Bertrand and Mullainathan find that better resumes lead to more callbacks for white names but not for black names. What does this imply about the nature of discrimination?


Step 5: Compare with Published Results

cat("============================================\n")
cat("COMPARISON: Our Replication vs. Published\n")
cat("============================================\n")
cat("White callback rate:  Published=9.65%  Ours=",
  round(mean(df$callback[df$black == 0]) * 100, 2), "%\n")
cat("Black callback rate:  Published=6.45%  Ours=",
  round(mean(df$callback[df$black == 1]) * 100, 2), "%\n")
cat("Ratio:                Published=1.50   Ours=",
  round(mean(df$callback[df$black == 0]) /
        mean(df$callback[df$black == 1]), 2), "\n")

Summary

Our replication confirms the core findings of Bertrand and Mullainathan (2004):

  1. Racial discrimination in callbacks is large and statistically significant. White-sounding names receive roughly 50% more callbacks than African-American-sounding names, even on identical resumes.

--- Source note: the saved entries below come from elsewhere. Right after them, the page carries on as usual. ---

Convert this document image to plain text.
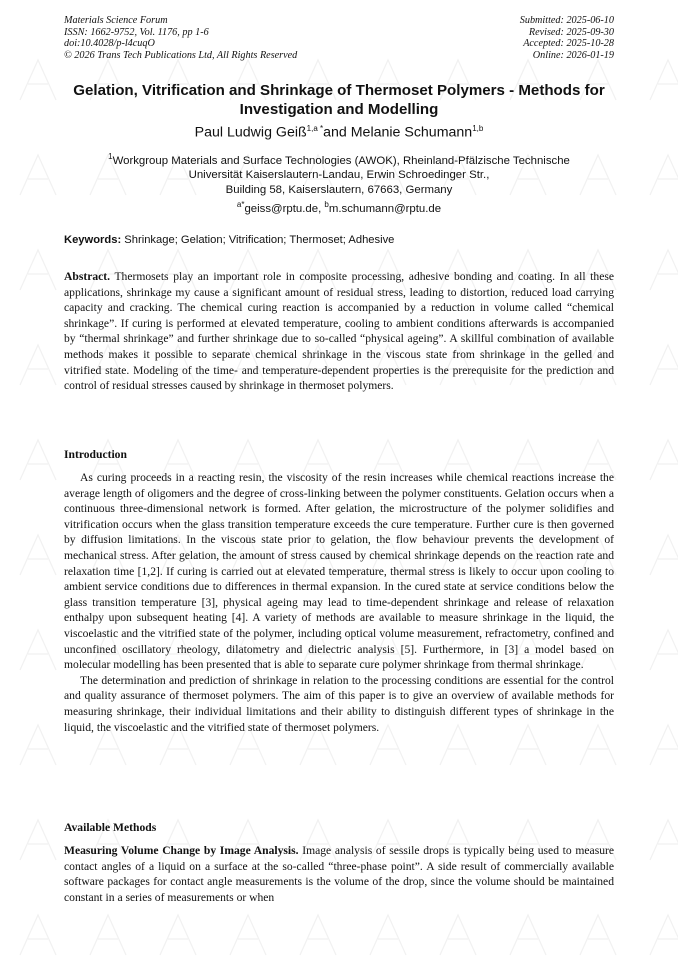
Materials Science Forum
ISSN: 1662-9752, Vol. 1176, pp 1-6
doi:10.4028/p-l4cuqO
© 2026 Trans Tech Publications Ltd, All Rights Reserved
Submitted: 2025-06-10
Revised: 2025-09-30
Accepted: 2025-10-28
Online: 2026-01-19
Gelation, Vitrification and Shrinkage of Thermoset Polymers - Methods for Investigation and Modelling
Paul Ludwig Geiß$^{1,a *}$and Melanie Schumann$^{1,b}$
$^1$Workgroup Materials and Surface Technologies (AWOK), Rheinland-Pfälzische Technische
Universität Kaiserslautern-Landau, Erwin Schroedinger Str.,
Building 58, Kaiserslautern, 67663, Germany
$^{a*}$geiss@rptu.de, $^b$m.schumann@rptu.de
Keywords: Shrinkage; Gelation; Vitrification; Thermoset; Adhesive

Abstract. Thermosets play an important role in composite processing, adhesive bonding and coating. In all these applications, shrinkage my cause a significant amount of residual stress, leading to distortion, reduced load carrying capacity and cracking. The chemical curing reaction is accompanied by a reduction in volume called “chemical shrinkage”. If curing is performed at elevated temperature, cooling to ambient conditions afterwards is accompanied by “thermal shrinkage” and further shrinkage due to so-called “physical ageing”. A skillful combination of available methods makes it possible to separate chemical shrinkage in the viscous state from shrinkage in the gelled and vitrified state. Modeling of the time- and temperature-dependent properties is the prerequisite for the prediction and control of residual stresses caused by shrinkage in thermoset polymers.

Introduction

As curing proceeds in a reacting resin, the viscosity of the resin increases while chemical reactions increase the average length of oligomers and the degree of cross-linking between the polymer constituents. Gelation occurs when a continuous three-dimensional network is formed. After gelation, the microstructure of the polymer solidifies and vitrification occurs when the glass transition temperature exceeds the cure temperature. Further cure is then governed by diffusion limitations. In the viscous state prior to gelation, the flow behaviour prevents the development of mechanical stress. After gelation, the amount of stress caused by chemical shrinkage depends on the reaction rate and relaxation time [1,2]. If curing is carried out at elevated temperature, thermal stress is likely to occur upon cooling to ambient service conditions due to differences in thermal expansion. In the cured state at service conditions below the glass transition temperature [3], physical ageing may lead to time-dependent shrinkage and release of relaxation enthalpy upon subsequent heating [4]. A variety of methods are available to measure shrinkage in the liquid, the viscoelastic and the vitrified state of the polymer, including optical volume measurement, refractometry, confined and unconfined oscillatory rheology, dilatometry and dielectric analysis [5]. Furthermore, in [3] a model based on molecular modelling has been presented that is able to separate cure polymer shrinkage from thermal shrinkage.

The determination and prediction of shrinkage in relation to the processing conditions are essential for the control and quality assurance of thermoset polymers. The aim of this paper is to give an overview of available methods for measuring shrinkage, their individual limitations and their ability to distinguish different types of shrinkage in the liquid, the viscoelastic and the vitrified state of thermoset polymers.

Available Methods

Measuring Volume Change by Image Analysis. Image analysis of sessile drops is typically being used to measure contact angles of a liquid on a surface at the so-called “three-phase point”. A side result of commercially available software packages for contact angle measurements is the volume of the drop, since the volume should be maintained constant in a series of measurements or when
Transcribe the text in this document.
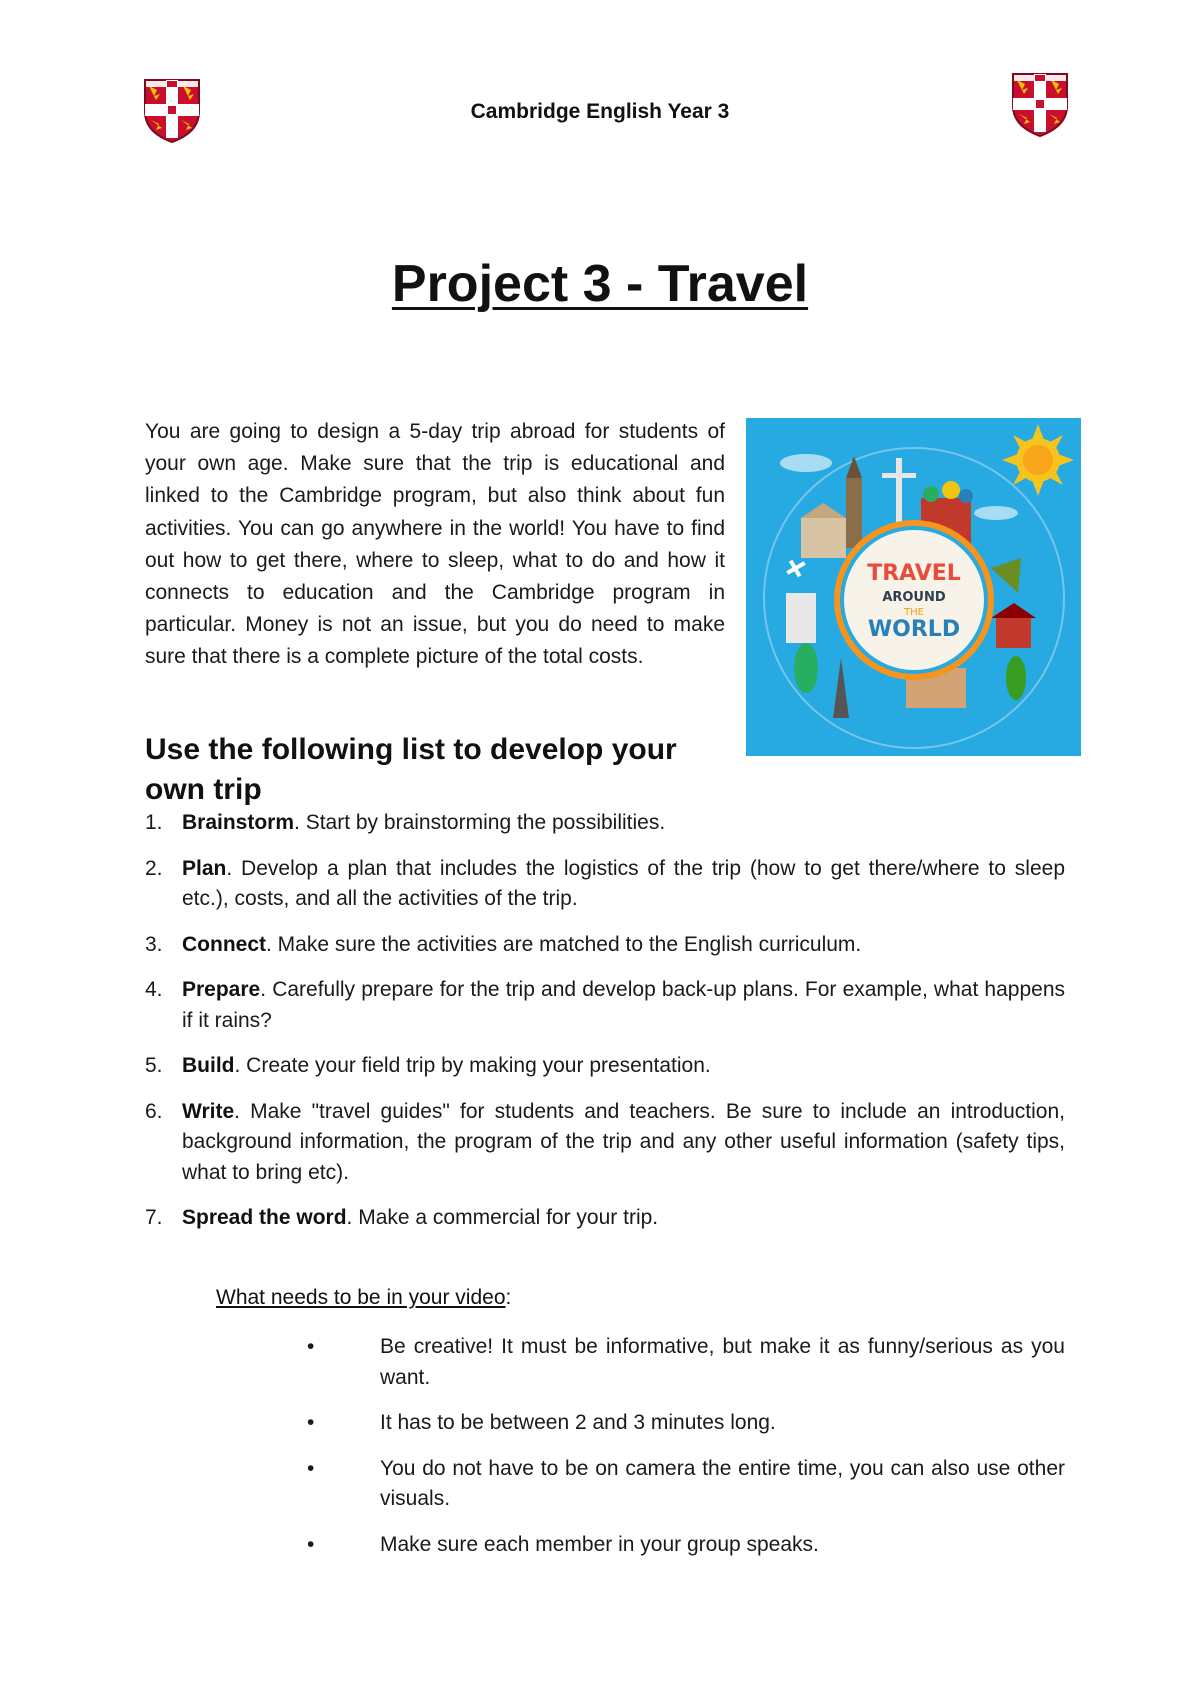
Cambridge English Year 3
Project 3 - Travel

You are going to design a 5-day trip abroad for students of your own age. Make sure that the trip is educational and linked to the Cambridge program, but also think about fun activities. You can go anywhere in the world! You have to find out how to get there, where to sleep, what to do and how it connects to education and the Cambridge program in particular. Money is not an issue, but you do need to make sure that there is a complete picture of the total costs.

TRAVEL
AROUND
THE
WORLD
Use the following list to develop your own trip
1. Brainstorm. Start by brainstorming the possibilities.
2. Plan. Develop a plan that includes the logistics of the trip (how to get there/where to sleep etc.), costs, and all the activities of the trip.
3. Connect. Make sure the activities are matched to the English curriculum.
4. Prepare. Carefully prepare for the trip and develop back-up plans. For example, what happens if it rains?
5. Build. Create your field trip by making your presentation.
6. Write. Make "travel guides" for students and teachers. Be sure to include an introduction, background information, the program of the trip and any other useful information (safety tips, what to bring etc).
7. Spread the word. Make a commercial for your trip.
What needs to be in your video:
•	Be creative! It must be informative, but make it as funny/serious as you want.
•	It has to be between 2 and 3 minutes long.
•	You do not have to be on camera the entire time, you can also use other visuals.
•	Make sure each member in your group speaks.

  2. The gap persists across specifications. Adding resume controls, city fixed effects, and occupation indicators does not eliminate the racial gap — as expected in a randomized experiment.

  3. Higher resume quality helps white applicants more than black applicants. This heterogeneity suggests that discrimination may operate as a screening barrier early in the evaluation process.

  4. Differences between our results and the published results arise from data simulation. With the original data, all estimates would match exactly. The key qualitative findings are robust.


Extension Exercises

  1. Probit/Logit model. Since the outcome is binary (callback or not), re-estimate the main specification using probit or logit. Compute marginal effects and compare to the linear probability model.

  2. By-city analysis. Estimate the racial gap separately for Boston and Chicago. Is discrimination worse in one city?

  3. Gender of name. The original paper also varied whether names were male or female. Add a gender dimension to the simulation and test for race-by-gender interactions.

  4. Power analysis. Given the effect size you estimated, how many resumes would you need to detect the interaction between race and resume quality at 80% power?

  5. Multiple hypothesis testing. The paper tests many subgroup comparisons. Apply Bonferroni or Benjamini-Hochberg corrections and discuss which results survive.